Nein nein, das Grundwissen ist schon da  wie ich die Datenbank auslese und so weiß ich doch. Ich überlege nur, wie ich es umsetze, dass ich Formular-Input-Daten, welche ich verarbeite und in der MySQL Datenbank speicher noch weiter verarbeiten kann. Denn ich möchte folgendes: Ich möchte, dass sobald ein neuer Datensatz (Name: Input_001) in der MySQL Tabelle abgelegt wird. Eine Datei namens input_001.php erstellt und auf dem Server abgelegt wird. 

Das ist doch das gleiche wie hier im Forum. Ich lege ein neues Thema an und schon wird eine neue Datei erstellt welche, wie jetzt unter http://www.tutorials.de/php/383220-statische-webseiten-erstellen-aus-mysql-datenbank.html erreichbar ist. Ich möchte wissen, wie ich das umsetze.


----------



## sheel (13. Dezember 2011)

Da gibts in Wirklichkeit keine Dateien,
die Uri wird nur umgeschrieben.

Dein Link schaut in Wirklichkeit so aus:
http://tutorials.de/forum/showthread.php?t=383220
Die Nummer ist gleich, daran wird das festgemacht.
Alle Threads kommen aus dieser einen PHP-Datei.

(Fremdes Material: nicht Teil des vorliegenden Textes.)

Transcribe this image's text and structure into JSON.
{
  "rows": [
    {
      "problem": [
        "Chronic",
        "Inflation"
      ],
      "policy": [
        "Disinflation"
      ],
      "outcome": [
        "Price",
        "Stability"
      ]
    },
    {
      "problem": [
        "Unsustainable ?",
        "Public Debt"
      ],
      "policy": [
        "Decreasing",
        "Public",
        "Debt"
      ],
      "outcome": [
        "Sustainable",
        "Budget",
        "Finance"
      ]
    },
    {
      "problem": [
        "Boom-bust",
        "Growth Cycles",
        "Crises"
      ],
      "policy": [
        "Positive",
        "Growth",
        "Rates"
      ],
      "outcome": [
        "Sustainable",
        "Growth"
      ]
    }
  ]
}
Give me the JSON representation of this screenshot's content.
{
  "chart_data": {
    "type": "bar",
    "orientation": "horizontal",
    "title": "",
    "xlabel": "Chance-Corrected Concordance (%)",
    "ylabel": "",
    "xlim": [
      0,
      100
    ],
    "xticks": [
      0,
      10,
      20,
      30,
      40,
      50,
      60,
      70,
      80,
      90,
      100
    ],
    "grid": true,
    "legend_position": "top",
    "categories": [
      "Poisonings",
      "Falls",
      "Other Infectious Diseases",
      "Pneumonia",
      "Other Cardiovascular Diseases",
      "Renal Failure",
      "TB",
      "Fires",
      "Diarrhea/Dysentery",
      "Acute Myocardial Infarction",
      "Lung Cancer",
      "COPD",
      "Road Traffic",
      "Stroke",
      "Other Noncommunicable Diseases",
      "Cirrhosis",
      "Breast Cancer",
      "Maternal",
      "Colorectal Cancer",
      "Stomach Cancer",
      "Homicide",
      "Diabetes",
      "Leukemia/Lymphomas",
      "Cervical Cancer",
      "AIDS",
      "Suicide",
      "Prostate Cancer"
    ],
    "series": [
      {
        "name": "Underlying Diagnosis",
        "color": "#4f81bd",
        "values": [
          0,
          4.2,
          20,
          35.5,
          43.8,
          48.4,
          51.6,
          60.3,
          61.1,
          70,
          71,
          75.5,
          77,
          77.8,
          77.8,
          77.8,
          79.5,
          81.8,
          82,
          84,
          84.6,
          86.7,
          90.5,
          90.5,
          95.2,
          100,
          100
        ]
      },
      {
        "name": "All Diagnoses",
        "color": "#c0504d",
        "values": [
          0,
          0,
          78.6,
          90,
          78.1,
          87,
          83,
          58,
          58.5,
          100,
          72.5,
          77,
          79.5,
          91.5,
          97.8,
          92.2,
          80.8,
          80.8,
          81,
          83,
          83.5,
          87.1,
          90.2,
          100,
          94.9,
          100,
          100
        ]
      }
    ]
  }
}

Mit _ModRewrite_ kann man die Uri so umändern lassen.


----------



## Joe (13. Dezember 2011)

So ein Forum als komplexes Werk hat ein Grundgerüst. Es wird geprüft ob ein neuer Eintrag hinzugekommen ist und stellt den neuen Inhalt miittels echo dar. Daz wird aber keine neue Datei erstellt sondern nur der Inhalt wird dynamisch angezeigt. Die Datei ändert absolut nix an ihren Code selber -> es wird also keine neue Datei gebraucht oder aktualisiert. NUR die Datenbankeinträge ändern sich.


----------



## Kyôya (13. Dezember 2011)

Hi,

da hat dich dein Auge veräppelt .

Es werden keine neuen HTML-Seiten angelegt. Viel mehr wird die URL vom Web-Server intern umgeschrieben.

Ein Beispiel dazu:
die Seite http://www.example.com/php/seite-1.html kann intern zu http://www.example.com/index.php?category=php&page=1 umgeschrieben werden.
Dieses erfolgt beim Apache HTTP-Server über das Modul mod_rewrite. Ein paar Beispiele dazu findest du unter http://www.modrewrite.de/.

Gruß Kyôya Stefan


----------



## Joe (13. Dezember 2011)

Also Normal wird nun deine Index.php eine Datenbankabfrage machen. Dann eben diese Daten ausgeben. Gibt es keine Daten dann schreibt er nix neues. Falls es neue Daten gibt wird er die neuen Daten genauso anzeigen wie du es programmierst. Meinetwegen Fett unterstrichen und Rot. Ändern tut sich der Code selbst rein garnicht. Lediglich die Ausgabe ändert sich so wwie von dir programmiert.


----------



## gulo92 (14. Dezember 2011)

Okay, muss man das mod_rewrite modul dann auf jeder unterseite machen? nein, oder? Also kann man auch noch normale .html seiten haben?!


----------



## jannicars (14. Dezember 2011)

Das musst du einfach nur in einer .htaccess konfigurieren.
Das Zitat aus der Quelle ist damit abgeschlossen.